- Hitobashira juga memiliki hubungan dengan konsep mottainai, yang berarti sayang atau rugi untuk membuang sesuatu yang masih berguna. Dengan mengorbankan manusia sebagai hitobashira, orang-orang Jepang percaya bahwa mereka bisa memanfaatkan sumber daya yang langka dan berharga, yaitu nyawa manusia, untuk tujuan yang lebih besar dan mulia.
- Hitobashira juga dipengaruhi oleh budaya samurai, yang menghargai keberanian, kesetiaan, dan pengorbanan diri. Beberapa korban hitobashira adalah samurai yang gagal dalam misi atau pertempuran mereka, dan memilih untuk menjadi hitobashira sebagai bentuk penebusan dosa atau pengabdian kepada tuan mereka.

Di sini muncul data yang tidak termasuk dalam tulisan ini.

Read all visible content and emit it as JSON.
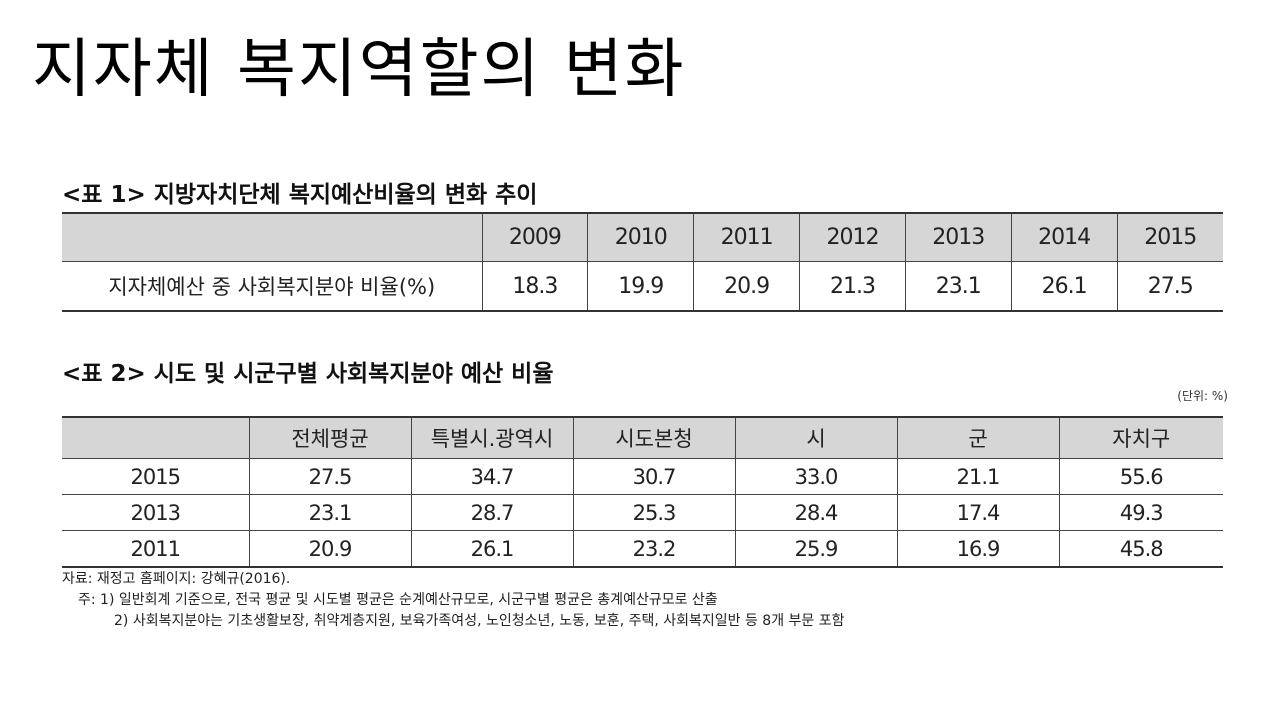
{
  "slide": {
    "title": "지자체 복지역할의 변화"
  },
  "table1": {
    "caption": "<표 1> 지방자치단체 복지예산비율의 변화 추이",
    "header_blank": "",
    "years": [
      "2009",
      "2010",
      "2011",
      "2012",
      "2013",
      "2014",
      "2015"
    ],
    "row_label": "지자체예산 중 사회복지분야 비율(%)",
    "values": [
      "18.3",
      "19.9",
      "20.9",
      "21.3",
      "23.1",
      "26.1",
      "27.5"
    ]
  },
  "table2": {
    "caption": "<표 2> 시도 및 시군구별 사회복지분야 예산 비율",
    "unit": "(단위: %)",
    "header_blank": "",
    "columns": [
      "전체평균",
      "특별시.광역시",
      "시도본청",
      "시",
      "군",
      "자치구"
    ],
    "rows": [
      {
        "year": "2015",
        "values": [
          "27.5",
          "34.7",
          "30.7",
          "33.0",
          "21.1",
          "55.6"
        ]
      },
      {
        "year": "2013",
        "values": [
          "23.1",
          "28.7",
          "25.3",
          "28.4",
          "17.4",
          "49.3"
        ]
      },
      {
        "year": "2011",
        "values": [
          "20.9",
          "26.1",
          "23.2",
          "25.9",
          "16.9",
          "45.8"
        ]
      }
    ]
  },
  "notes": {
    "source": "자료: 재정고 홈페이지: 강혜규(2016).",
    "note1": "주: 1) 일반회계 기준으로, 전국 평균 및 시도별 평균은 순계예산규모로, 시군구별 평균은 총계예산규모로 산출",
    "note2": "2) 사회복지분야는 기초생활보장, 취약계층지원, 보육가족여성, 노인청소년, 노동, 보훈, 주택, 사회복지일반 등 8개 부문 포함"
  }
}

- Hitobashira juga terkait dengan legenda Momotaro, seorang pahlawan rakyat Jepang yang lahir dari sebuah buah persik. Menurut cerita, Momotaro pergi ke pulau Onigashima untuk melawan para oni (raksasa) yang merampok desanya. Dia dibantu oleh tiga hewan, yaitu seekor anjing, seekor monyet, dan seekor burung puyuh. Ketika mereka sampai di pulau Onigashima, mereka menemukan sebuah gerbang besar yang dibangun dengan hitobashira. Mereka berhasil mengalahkan para oni dan membebaskan para tawanan yang menjadi hitobashira.
Kesimpulan
Hitobashira adalah praktik pengorbanan manusia yang dilakukan di Jepang pada masa lalu. Praktik ini melibatkan penguburan hidup-hidup korban di bawah atau dekat dengan bangunan-bangunan besar seperti bendungan, jembatan, dan istana. Praktik ini bertujuan untuk menenangkan dewa-dewa atau roh-roh alam yang mungkin marah atau tidak senang dengan pembangunan tersebut. Praktik ini diyakini dapat melindungi bangunan dari bencana alam atau serangan musuh.

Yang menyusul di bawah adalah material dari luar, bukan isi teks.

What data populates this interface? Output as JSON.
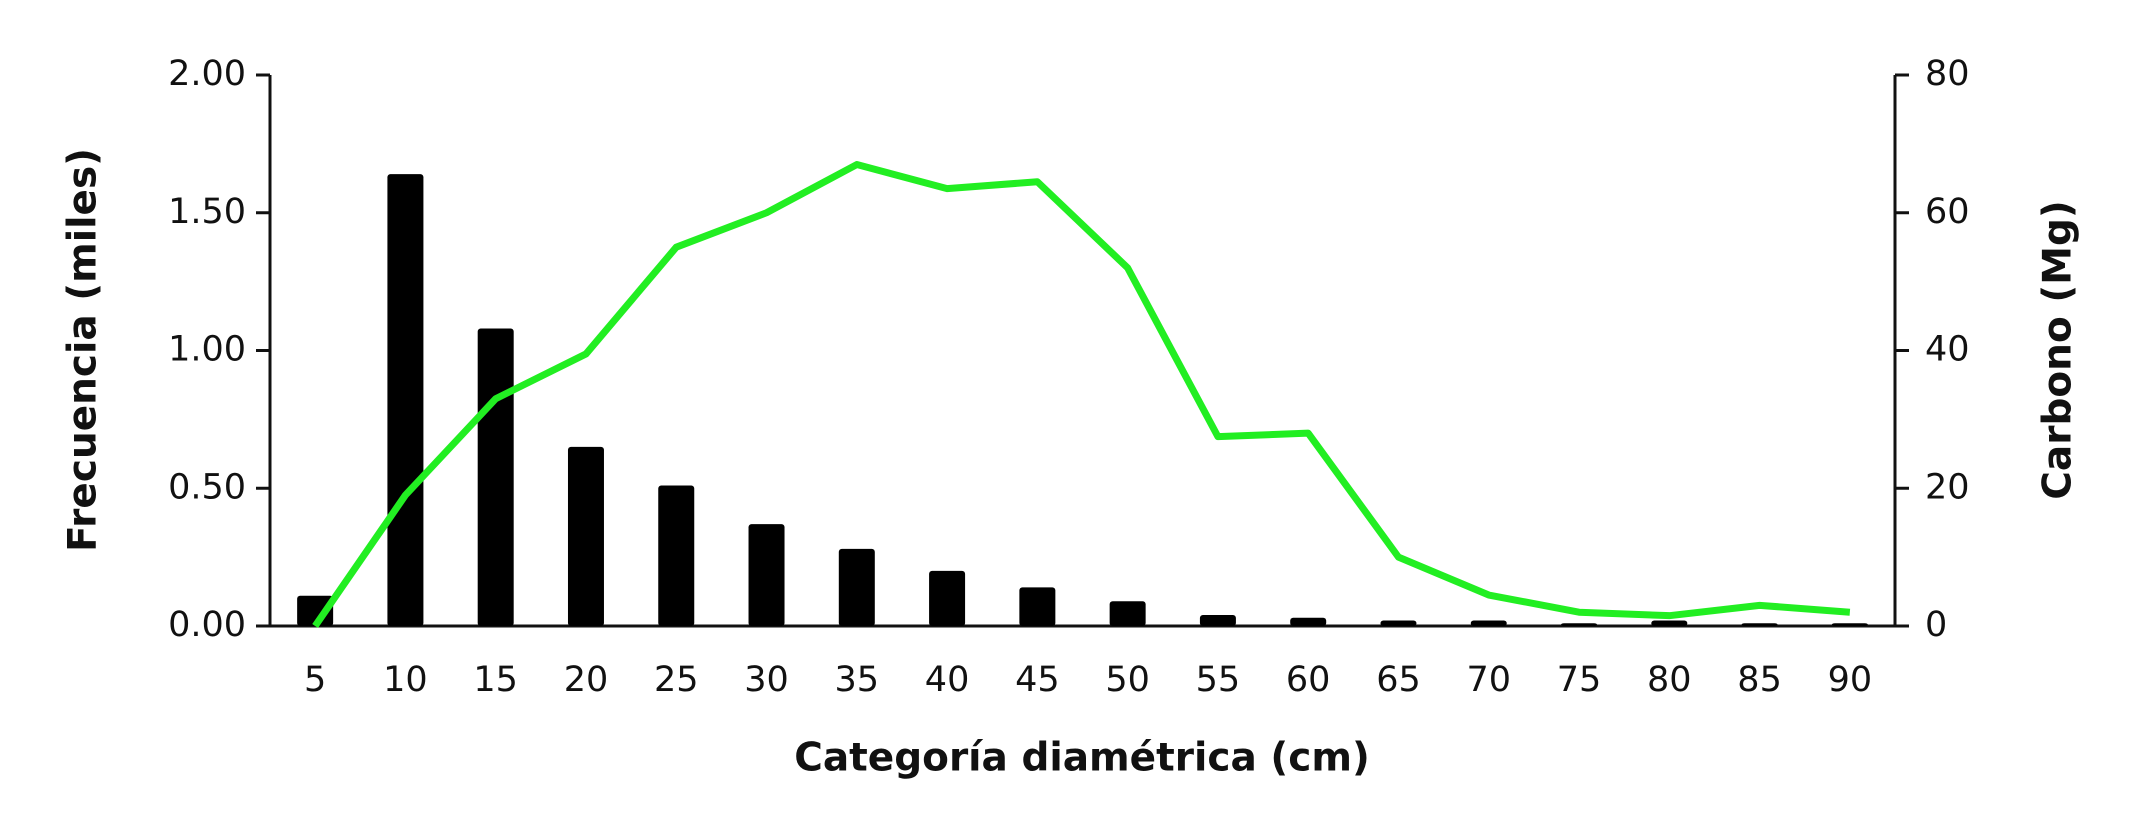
{
  "chart_data": {
    "type": "bar-line",
    "x_label": "Categoría diamétrica (cm)",
    "y_label": "Frecuencia (miles)",
    "y2_label": "Carbono (Mg)",
    "categories": [
      "5",
      "10",
      "15",
      "20",
      "25",
      "30",
      "35",
      "40",
      "45",
      "50",
      "55",
      "60",
      "65",
      "70",
      "75",
      "80",
      "85",
      "90"
    ],
    "series": [
      {
        "type": "bar",
        "color": "#000000",
        "values": [
          0.11,
          1.64,
          1.08,
          0.65,
          0.51,
          0.37,
          0.28,
          0.2,
          0.14,
          0.09,
          0.04,
          0.03,
          0.02,
          0.02,
          0.01,
          0.02,
          0.01,
          0.01
        ]
      },
      {
        "type": "line",
        "axis": "y2",
        "color": "#22ee22",
        "values": [
          0,
          19,
          33,
          39.5,
          55,
          60,
          67,
          63.5,
          64.5,
          52,
          27.5,
          28,
          10,
          4.5,
          2,
          1.5,
          3,
          2
        ]
      }
    ],
    "ylim": [
      0,
      2
    ],
    "yticks": [
      {
        "value": 0,
        "label": "0.00"
      },
      {
        "value": 0.5,
        "label": "0.50"
      },
      {
        "value": 1,
        "label": "1.00"
      },
      {
        "value": 1.5,
        "label": "1.50"
      },
      {
        "value": 2,
        "label": "2.00"
      }
    ],
    "y2lim": [
      0,
      80
    ],
    "y2ticks": [
      0,
      20,
      40,
      60,
      80
    ]
  }
}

Praktik hitobashira adalah salah satu contoh dari budaya pengorbanan manusia di Asia Timur dan Tenggara, yang sering dilakukan untuk menenangkan roh-roh tanah yang terganggu oleh pembangunan besar-besaran. Namun, praktik ini juga menimbulkan kontroversi dan penentangan dari berbagai pihak, baik dari dalam maupun luar Jepang. Praktik ini juga menjadi bahan cerita rakyat atau legenda urban yang menarik dan menyeramkan.

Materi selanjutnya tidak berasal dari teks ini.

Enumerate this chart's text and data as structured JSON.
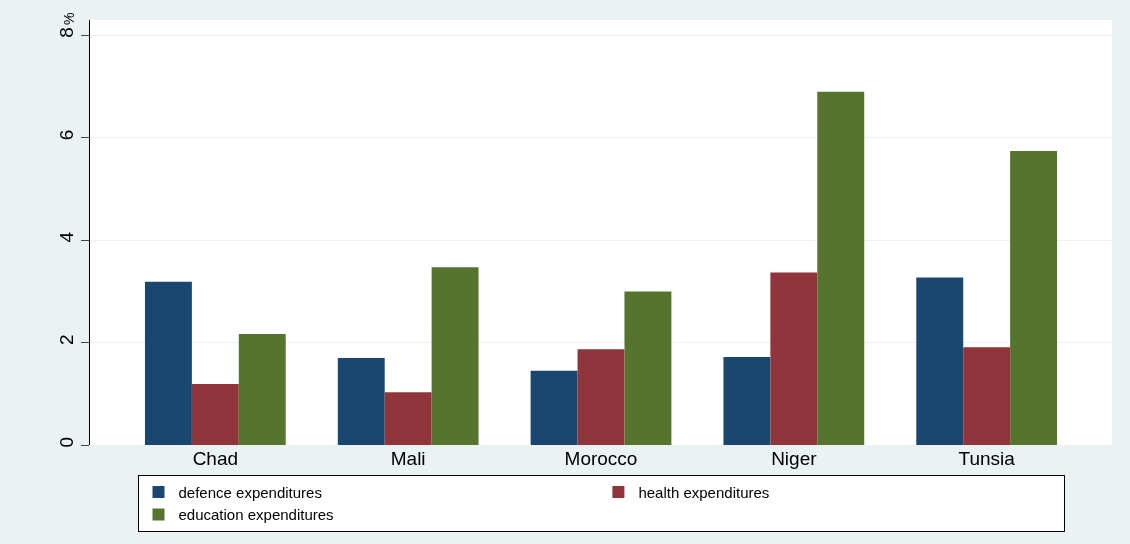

Pandangan masyarakat modern tentang hitobashira bervariasi, tergantung pada sudut pandang sejarah, budaya, dan etika. Beberapa orang mungkin menganggap hitobashira sebagai bagian dari warisan budaya Jepang yang menarik dan unik, yang mencerminkan kepercayaan dan tradisi kuno mereka. Beberapa orang mungkin tertarik dengan aspek mistis dan horor dari hitobashira, yang sering menjadi bahan cerita rakyat atau legenda urban. Beberapa orang mungkin juga menghormati korban hitobashira sebagai pahlawan atau martir yang berkorban demi kepentingan umum.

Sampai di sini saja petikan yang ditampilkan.